There aren’t any unimportant people. Some people are just important in ways we don’t know.
I levered myself out of the car at North Shore Hospital. The man who came to help was too old to be called young, too young to be middle aged. He was not particularly distinctive. If I saw him next week he might look vaguely familiar, but I wouldn’t remember where I had seen him before.
When he saw I had trouble walking he brought a wheel chair. He kept up a friendly conversation the whole time as he took me to the right desk.
After the scan that brought me there was over I saw him again. He spoke to everyone that came past, tome with a nod and a word, others at more length.
“You talk to a lot of people in your job,” I said.

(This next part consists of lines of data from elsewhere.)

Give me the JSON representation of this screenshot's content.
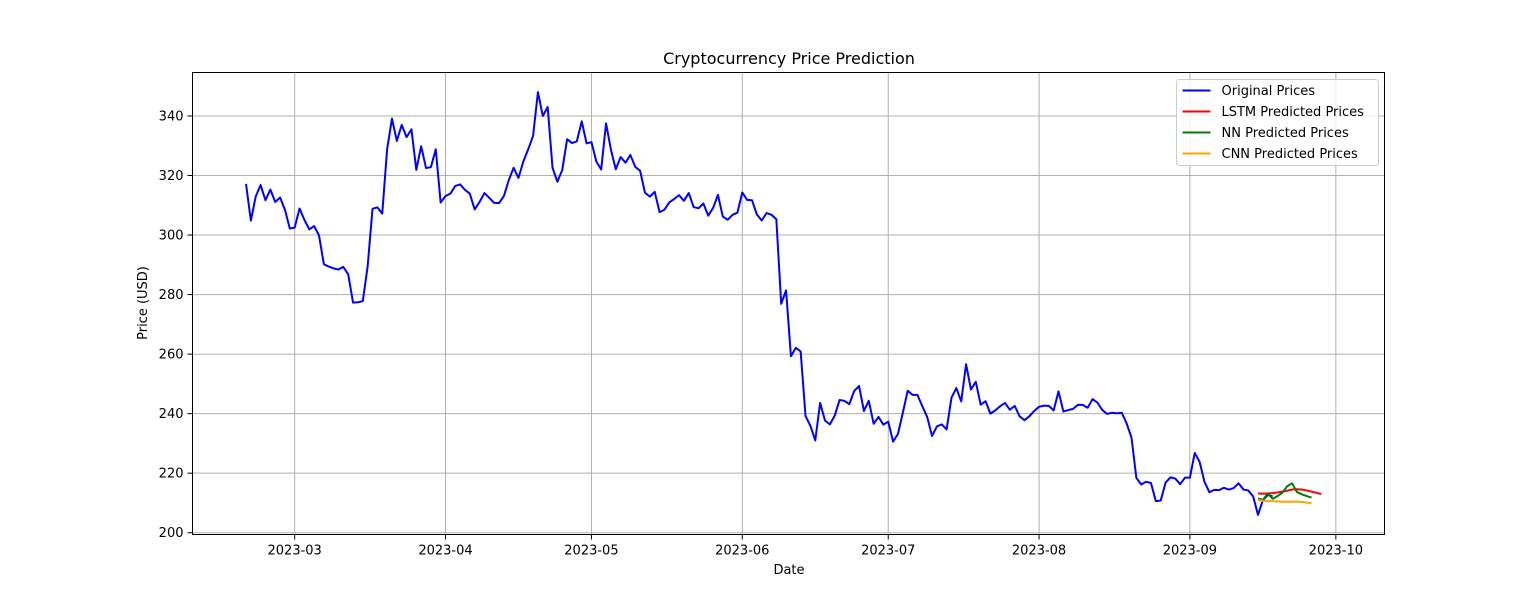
{
  "chart_data": {
    "type": "line",
    "title": "Cryptocurrency Price Prediction",
    "xlabel": "Date",
    "ylabel": "Price (USD)",
    "grid": true,
    "legend_position": "top-right",
    "x_range": [
      "2023-02-08",
      "2023-10-11"
    ],
    "ylim": [
      199.4,
      354.6
    ],
    "x_ticks": [
      {
        "date": "2023-03-01",
        "label": "2023-03"
      },
      {
        "date": "2023-04-01",
        "label": "2023-04"
      },
      {
        "date": "2023-05-01",
        "label": "2023-05"
      },
      {
        "date": "2023-06-01",
        "label": "2023-06"
      },
      {
        "date": "2023-07-01",
        "label": "2023-07"
      },
      {
        "date": "2023-08-01",
        "label": "2023-08"
      },
      {
        "date": "2023-09-01",
        "label": "2023-09"
      },
      {
        "date": "2023-10-01",
        "label": "2023-10"
      }
    ],
    "y_ticks": [
      {
        "value": 200,
        "label": "200"
      },
      {
        "value": 220,
        "label": "220"
      },
      {
        "value": 240,
        "label": "240"
      },
      {
        "value": 260,
        "label": "260"
      },
      {
        "value": 280,
        "label": "280"
      },
      {
        "value": 300,
        "label": "300"
      },
      {
        "value": 320,
        "label": "320"
      },
      {
        "value": 340,
        "label": "340"
      }
    ],
    "series": [
      {
        "name": "Original Prices",
        "color": "#0000ff",
        "start_date": "2023-02-19",
        "values": [
          317.2,
          304.8,
          313.0,
          316.8,
          311.7,
          315.3,
          311.1,
          312.6,
          308.5,
          302.2,
          302.5,
          308.9,
          305.1,
          301.9,
          303.0,
          299.9,
          290.2,
          289.4,
          288.8,
          288.4,
          289.3,
          286.8,
          277.3,
          277.4,
          277.8,
          289.5,
          308.8,
          309.3,
          307.2,
          328.8,
          339.1,
          331.6,
          337.0,
          332.9,
          335.5,
          321.9,
          329.8,
          322.5,
          322.8,
          328.8,
          310.9,
          313.1,
          313.9,
          316.5,
          317.0,
          315.2,
          313.9,
          308.6,
          311.1,
          314.1,
          312.5,
          310.8,
          310.7,
          313.1,
          318.4,
          322.6,
          319.2,
          324.7,
          328.8,
          333.3,
          348.0,
          340.0,
          343.0,
          322.6,
          317.9,
          321.9,
          332.2,
          330.9,
          331.5,
          338.2,
          330.8,
          331.2,
          324.7,
          322.0,
          337.5,
          328.7,
          322.1,
          326.2,
          324.3,
          326.9,
          322.9,
          321.6,
          314.2,
          312.9,
          314.5,
          307.7,
          308.5,
          311.0,
          312.1,
          313.4,
          311.5,
          314.1,
          309.4,
          309.0,
          310.6,
          306.5,
          309.1,
          313.5,
          306.2,
          305.1,
          306.8,
          307.5,
          314.3,
          311.8,
          311.7,
          306.9,
          304.9,
          307.4,
          306.8,
          305.3,
          276.9,
          281.4,
          259.3,
          262.1,
          260.9,
          239.2,
          235.9,
          231.0,
          243.6,
          237.7,
          236.4,
          239.3,
          244.6,
          244.3,
          243.2,
          247.6,
          249.3,
          240.9,
          244.3,
          236.6,
          238.9,
          236.3,
          237.3,
          230.6,
          233.2,
          240.3,
          247.7,
          246.3,
          246.3,
          242.5,
          238.9,
          232.5,
          235.7,
          236.4,
          234.7,
          245.4,
          248.6,
          244.1,
          256.6,
          248.1,
          250.7,
          243.0,
          244.2,
          240.0,
          241.1,
          242.5,
          243.6,
          241.3,
          242.6,
          239.1,
          237.8,
          239.1,
          240.9,
          242.3,
          242.7,
          242.6,
          241.1,
          247.5,
          240.7,
          241.2,
          241.6,
          243.0,
          242.9,
          242.0,
          244.9,
          243.7,
          241.2,
          239.9,
          240.3,
          240.1,
          240.3,
          236.7,
          231.9,
          218.4,
          216.2,
          217.1,
          216.7,
          210.6,
          210.8,
          216.8,
          218.6,
          218.2,
          216.3,
          218.5,
          218.5,
          226.8,
          223.8,
          217.1,
          213.6,
          214.4,
          214.3,
          215.1,
          214.5,
          215.0,
          216.6,
          214.5,
          214.2,
          212.2,
          206.0,
          210.9,
          212.7,
          212.2
        ]
      },
      {
        "name": "LSTM Predicted Prices",
        "color": "#ff0000",
        "start_date": "2023-09-15",
        "values": [
          213.2,
          213.1,
          213.2,
          213.3,
          213.5,
          213.8,
          214.1,
          214.5,
          214.6,
          214.5,
          214.2,
          213.8,
          213.4,
          213.0
        ]
      },
      {
        "name": "NN Predicted Prices",
        "color": "#008000",
        "start_date": "2023-09-15",
        "values": [
          211.5,
          211.0,
          213.2,
          211.4,
          212.3,
          213.4,
          215.6,
          216.6,
          213.7,
          212.9,
          212.3,
          211.8
        ]
      },
      {
        "name": "CNN Predicted Prices",
        "color": "#ffa500",
        "start_date": "2023-09-15",
        "values": [
          211.0,
          210.7,
          210.7,
          210.6,
          210.5,
          210.4,
          210.4,
          210.4,
          210.5,
          210.3,
          210.1,
          210.0
        ]
      }
    ]
  }
}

“I talk to all kinds of people. Some are okay with being here. But some are not. They’re scared, or they’re worried. Bad things have happened to them, or they think they might. And I’m the first person they see when they come here. I set the tone for their visit here.”
My first thought about this was a cynical one. Whoever gave him an orientation for this job was a good salesman. He’s bought the whole idea, hook, line and sinker. But my second thought was more realistic. The reason he bought this description of his job was that it is true. What he does is important, more important than it seems.
Not everybody is lucky enough to have a job they can feel good about this way. No matter how you spin it, the world is not a better place because somebody works on an assembly line. Some times a job is just a job. The only reason to do it is that you get paid for it.
That’s okay. If other people depend on you for support it is more than okay. The world needs more saints doing socially useful jobs, but it also needs more responsible mothers, fathers, and children.
In fact, without them, there isn’t much the saints can do.